Python findall returns unexpected results

Question

I'm new at Python but have to make a regex to pick up dates in format dd-mm-yyyy form text. I wrote something like this:

format1 = re.findall('[0-2][0-9]-02-(\d){4}|(([0-2][0-9]|30)-(04|06|09|11)-(\d){4})|(([0-2][0-9]|30|31)-(01|03|05|07|08|10|12)-(\d){4})',article)

It also checks if date format is correct. I checked if it works at pythex.org I returns the right dates but unfortunately also some empty matches and random numbers:

Match 1
1.  None
2.  None
3.  None
4.  None
5.  None
6.  21-10-2005
7.  21
8.  10
9.  5

Match 2
1.  None
2.  None
3.  None
4.  None
5.  None
6.  31-12-1993
7.  31
8.  12
9.  3

How can I improve the regex to return only dates or drop everything that isn't a date?

Answer 1

It looks to me like you need to make use of non-capturing groups.

Here's the thing: in a regular expression, anything inside parentheses () is a captured group - it comes out as one of the items captured in a match.

If you want to use parentheses to group a part of the pattern (e.g. so that you can use | at something lower than the top level), but you don't want the text inside that parenthetical group to be a separate item in the match output, then you want to use a non-capturing group instead.

To do that, where you would have had (foo), instead use (?:foo) - adding the ?: to the beginning. That prevents that group from capturing text in the final match.

Answer 2

Amber's suggestion is perfectly fine. But may I make a suggestion? Try not to shove all the logic into the regular expression itself.

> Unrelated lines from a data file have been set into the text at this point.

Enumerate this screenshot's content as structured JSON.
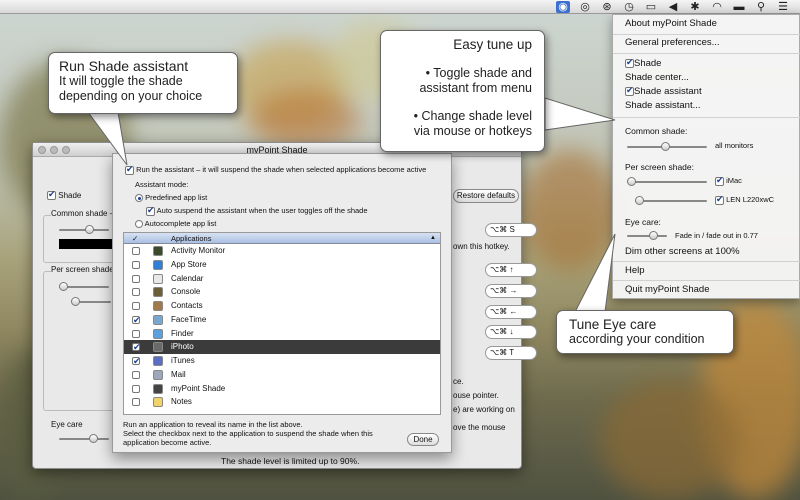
{
  "menubar": {
    "icons": [
      "mypoint-shade-icon",
      "target-icon",
      "accessibility-icon",
      "time-machine-icon",
      "display-icon",
      "volume-icon",
      "bluetooth-icon",
      "wifi-icon",
      "battery-icon",
      "spotlight-icon",
      "list-icon"
    ]
  },
  "window": {
    "title": "myPoint Shade",
    "shade_label": "Shade",
    "common_shade_label": "Common shade –",
    "per_screen_label": "Per screen shade –",
    "eye_care_label": "Eye care",
    "restore_label": "Restore defaults",
    "hotkeys": [
      "⌥⌘ S",
      "⌥⌘ ↑",
      "⌥⌘ →",
      "⌥⌘ ←",
      "⌥⌘ ↓",
      "⌥⌘ T"
    ],
    "hotkey_hint": "own this hotkey.",
    "frag_1": "ce.",
    "frag_2": "ouse pointer.",
    "frag_3": "e) are working on",
    "frag_4": "ove the mouse",
    "footer": "The shade level is limited up to 90%."
  },
  "sheet": {
    "run_assistant": "Run the assistant – it will suspend the shade when selected applications become active",
    "assistant_mode": "Assistant mode:",
    "predefined": "Predefined app list",
    "auto_suspend": "Auto suspend the assistant when the user toggles off the shade",
    "autocomplete": "Autocomplete app list",
    "list_header": "Applications",
    "apps": [
      {
        "name": "Activity Monitor",
        "checked": false
      },
      {
        "name": "App Store",
        "checked": false
      },
      {
        "name": "Calendar",
        "checked": false
      },
      {
        "name": "Console",
        "checked": false
      },
      {
        "name": "Contacts",
        "checked": false
      },
      {
        "name": "FaceTime",
        "checked": true
      },
      {
        "name": "Finder",
        "checked": false
      },
      {
        "name": "iPhoto",
        "checked": true,
        "selected": true
      },
      {
        "name": "iTunes",
        "checked": true
      },
      {
        "name": "Mail",
        "checked": false
      },
      {
        "name": "myPoint Shade",
        "checked": false
      },
      {
        "name": "Notes",
        "checked": false
      }
    ],
    "help_1": "Run an application to reveal its name in the list above.",
    "help_2": "Select the checkbox next to the application to suspend the shade when this",
    "help_3": "application become active.",
    "done": "Done"
  },
  "menu": {
    "about": "About myPoint Shade",
    "general": "General preferences...",
    "shade": "Shade",
    "shade_center": "Shade center...",
    "shade_assistant": "Shade assistant",
    "shade_assistant_dots": "Shade assistant...",
    "common_shade": "Common shade:",
    "all_monitors": "all monitors",
    "per_screen": "Per screen shade:",
    "imac": "iMac",
    "len": "LEN L220xwC",
    "eye_care": "Eye care:",
    "fade": "Fade in / fade out in 0.77",
    "dim": "Dim other screens at 100%",
    "help": "Help",
    "quit": "Quit myPoint Shade"
  },
  "callouts": {
    "run_shade_1": "Run Shade assistant",
    "run_shade_2": "It will toggle the shade",
    "run_shade_3": "depending on your choice",
    "easy_1": "Easy tune up",
    "easy_2": "• Toggle shade and",
    "easy_3": "assistant from menu",
    "easy_4": "• Change shade level",
    "easy_5": "via mouse or hotkeys",
    "eye_1": "Tune Eye care",
    "eye_2": "according your condition"
  }
}
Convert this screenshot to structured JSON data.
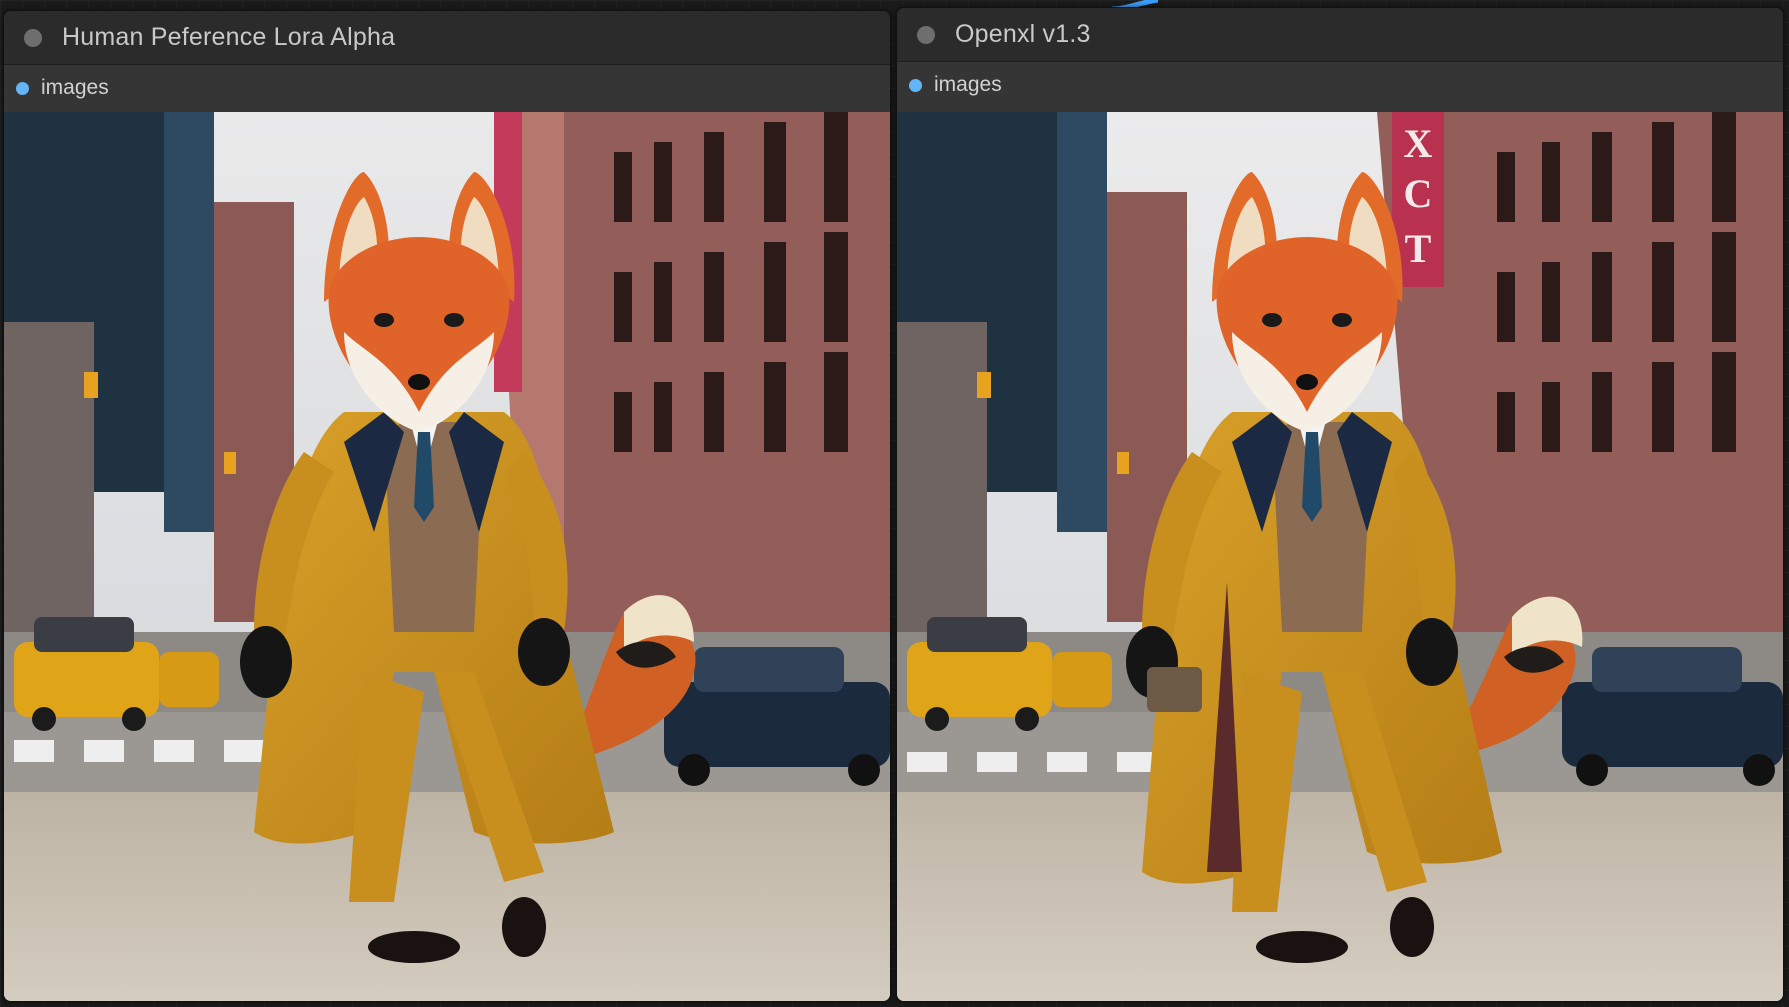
{
  "nodes": [
    {
      "title": "Human Peference Lora Alpha",
      "output_slot": "images",
      "sign_text": ""
    },
    {
      "title": "Openxl v1.3",
      "output_slot": "images",
      "sign_text": "XCT"
    }
  ],
  "colors": {
    "canvas_bg": "#1b1b1b",
    "node_bg": "#353535",
    "node_header_bg": "#2b2b2b",
    "slot_dot": "#64b5f6",
    "wire": "#3aa0ff"
  },
  "icons": {
    "collapse": "grey-circle-icon",
    "output_slot": "blue-dot-icon"
  }
}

It makes it nigh unreadable, and still doesn't handle the corner cases as written (for example, it accepts February 29th in every year, not just leap years). Don't use regular expressions to do the work of a true parser.

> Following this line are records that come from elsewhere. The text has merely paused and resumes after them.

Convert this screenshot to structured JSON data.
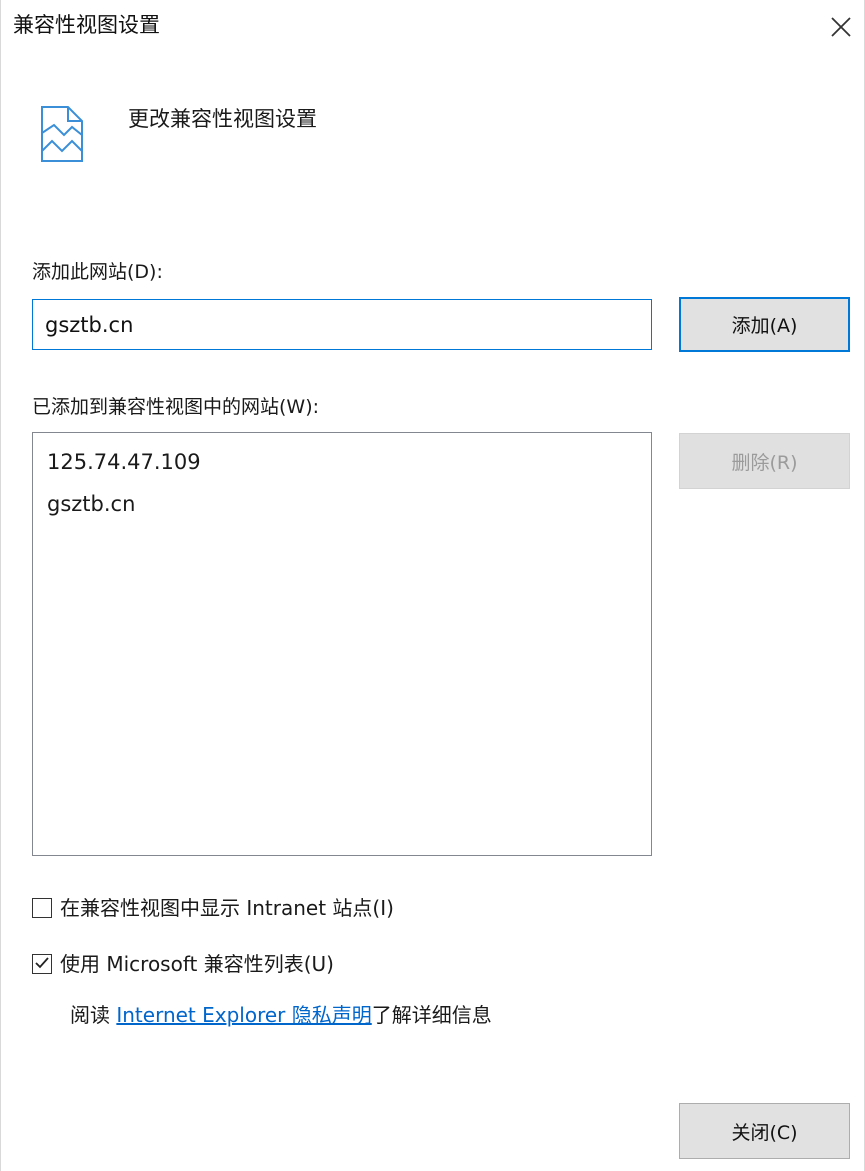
{
  "window": {
    "title": "兼容性视图设置",
    "close_icon": "close-icon"
  },
  "header": {
    "icon": "compat-view-page-icon",
    "text": "更改兼容性视图设置"
  },
  "add_site": {
    "label": "添加此网站(D):",
    "input_value": "gsztb.cn",
    "add_button": "添加(A)"
  },
  "site_list": {
    "label": "已添加到兼容性视图中的网站(W):",
    "items": [
      "125.74.47.109",
      "gsztb.cn"
    ],
    "remove_button": "删除(R)"
  },
  "options": {
    "intranet": {
      "label": "在兼容性视图中显示 Intranet 站点(I)",
      "checked": false
    },
    "ms_list": {
      "label": "使用 Microsoft 兼容性列表(U)",
      "checked": true
    }
  },
  "privacy": {
    "prefix": "阅读 ",
    "link": "Internet Explorer 隐私声明",
    "suffix": "了解详细信息"
  },
  "footer": {
    "close_button": "关闭(C)"
  },
  "colors": {
    "accent": "#0078d7",
    "link": "#0066cc",
    "disabled_text": "#9b9b9b"
  }
}
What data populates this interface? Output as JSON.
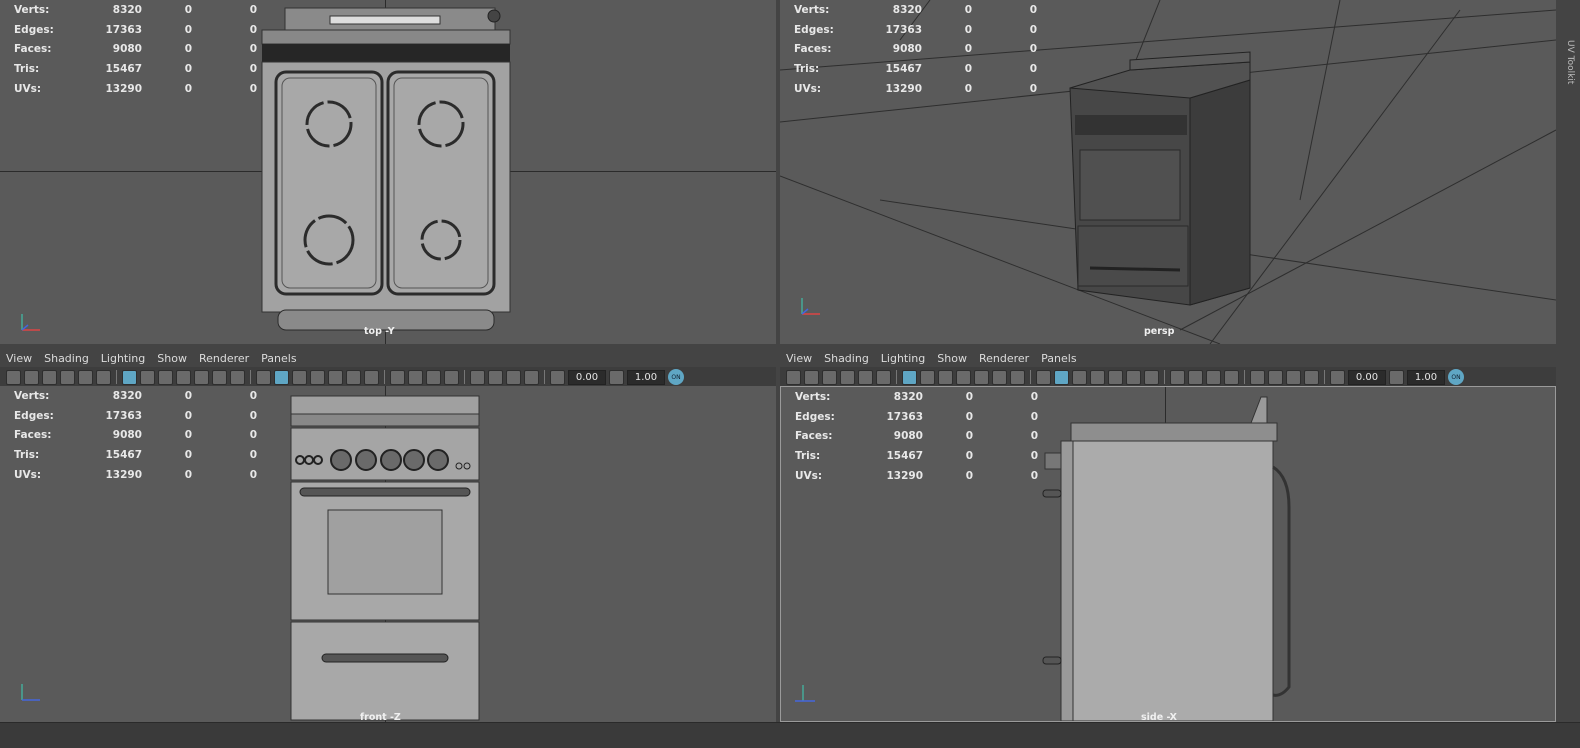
{
  "stats": [
    {
      "label": "Verts:",
      "v1": "8320",
      "v2": "0",
      "v3": "0"
    },
    {
      "label": "Edges:",
      "v1": "17363",
      "v2": "0",
      "v3": "0"
    },
    {
      "label": "Faces:",
      "v1": "9080",
      "v2": "0",
      "v3": "0"
    },
    {
      "label": "Tris:",
      "v1": "15467",
      "v2": "0",
      "v3": "0"
    },
    {
      "label": "UVs:",
      "v1": "13290",
      "v2": "0",
      "v3": "0"
    }
  ],
  "viewports": {
    "top": {
      "label": "top -Y"
    },
    "persp": {
      "label": "persp"
    },
    "front": {
      "label": "front -Z"
    },
    "side": {
      "label": "side -X"
    }
  },
  "menus": [
    "View",
    "Shading",
    "Lighting",
    "Show",
    "Renderer",
    "Panels"
  ],
  "toolbar": {
    "exposure": "0.00",
    "gamma": "1.00",
    "toggle": "ON"
  },
  "sidebar": {
    "tab": "UV Toolkit"
  },
  "colors": {
    "viewport_bg": "#5a5a5a",
    "model": "#a8a8a8",
    "accent": "#5fa6c4"
  }
}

Instead, search for the general form, then parse it with dedicated date parsing code and if it passes parsing, keep it. For example:

import datetime, re

def is_valid_dmy_date(datestr):
    try:
        datetime.datetime.strptime(datestr, '%d-%m-%Y')
    except ValueError:
        return False
    return True

# In Python 3, wrap filter call in list() if you need a real list,
# or just iterate results of filter directly if that's all you need
all_dates = filter(is_valid_dmy_date, re.findall(r'\b\d\d-\d\d-\d{4}\b', article))

You'll note, the regex is dramatically simplified (I added \b zero width assertions so it won't match something like 001-01-200123, but you can remove them if matching dates should occur even without word boundaries). The work is passed to datetime.strptime, which knows what dates really are, so it correctly rejects stuff like the 29th of February, 2011.

Answer 3

re.findallreturns a tuple which contains all results () captures. Your have 9 () in your regular pattern, so you got a tuple with 9 elements. try print format1[0][5] may solve problem in this case or use re.search instead
format1 = re.search('[0-2][0-9]-02-(\d){4}|(([0-2][0-9]|30)-(04|06|09|11)-(\d){4})|(([0-2][0-9]|30|31)-(01|03|05|07|08|10|12)-(\d){4})',article) print format1.group(0)